Stellar limits on light CP-even scalar

TL;DR

This paper revisits astrophysical constraints on a light CP-even scalar particle, showing that stellar luminosity limits exclude a broad parameter space and challenge the scalar explanation for the XENON1T excess.

Contribution

It provides updated stellar luminosity bounds on a generic light scalar and applies these to a singlet scalar extension, linking astrophysical data to particle physics models.

Findings

Scalar mass up to 350 keV excluded

Mixing angle constrained between 7.0×10⁻¹⁸ and 3.4×10⁻³

Stellar limits exclude scalar explanation for XENON1T excess

Abstract

We revisit the astrophysical constraints on a generic light CP-even scalar particle $S$, mixing with the Standard Model (SM) Higgs boson, from observed luminosities of the Sun, red giants, white dwarfs and horizontal-branch stars.
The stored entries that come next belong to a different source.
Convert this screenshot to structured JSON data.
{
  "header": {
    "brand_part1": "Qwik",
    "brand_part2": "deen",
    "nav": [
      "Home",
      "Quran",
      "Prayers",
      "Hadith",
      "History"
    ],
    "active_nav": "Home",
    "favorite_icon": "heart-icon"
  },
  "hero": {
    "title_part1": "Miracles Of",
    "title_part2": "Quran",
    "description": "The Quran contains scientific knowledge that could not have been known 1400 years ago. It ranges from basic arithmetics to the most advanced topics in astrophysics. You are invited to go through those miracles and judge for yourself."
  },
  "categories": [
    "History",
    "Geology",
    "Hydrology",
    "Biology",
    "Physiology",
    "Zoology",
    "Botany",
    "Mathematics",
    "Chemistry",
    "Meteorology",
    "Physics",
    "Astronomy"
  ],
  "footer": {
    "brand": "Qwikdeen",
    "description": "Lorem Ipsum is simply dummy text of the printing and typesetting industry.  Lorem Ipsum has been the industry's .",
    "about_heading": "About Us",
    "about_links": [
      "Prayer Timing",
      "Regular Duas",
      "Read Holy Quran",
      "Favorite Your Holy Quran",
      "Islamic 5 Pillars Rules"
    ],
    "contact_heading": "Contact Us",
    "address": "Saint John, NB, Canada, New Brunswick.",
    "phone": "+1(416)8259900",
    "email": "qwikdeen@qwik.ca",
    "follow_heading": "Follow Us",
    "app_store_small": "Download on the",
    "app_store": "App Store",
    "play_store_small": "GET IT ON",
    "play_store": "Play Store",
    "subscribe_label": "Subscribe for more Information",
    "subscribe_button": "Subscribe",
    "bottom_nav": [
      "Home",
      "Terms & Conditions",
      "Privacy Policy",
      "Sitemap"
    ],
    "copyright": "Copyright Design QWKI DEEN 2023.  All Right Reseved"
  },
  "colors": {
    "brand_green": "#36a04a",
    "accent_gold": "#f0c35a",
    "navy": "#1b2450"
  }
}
The production of $S$ in the stellar core is dominated by the electron-nuclei bremsstrahlung process $e + N \to e + N + S$. With the $S$ decay and reabsorption processes taken into consideration, we find that the stellar luminosity limits exclude a broad range of parameter space in the $S$ mass-mixing plane, with the scalar mass up to 350 keV and the mixing angle ranging from $7.0\times10^{-18}$ to $3.4\times10^{-3}$. We also apply the stellar limits to a real-singlet scalar extension of the SM, where we can relate the mixing angle to the parameters in the scalar potential. In both the generic scalar case and the real-singlet extension, we show that the stellar limits preclude the scalar interpretation of the recently observed XENON1T excess in terms of the $S$ particles emitted from the Sun.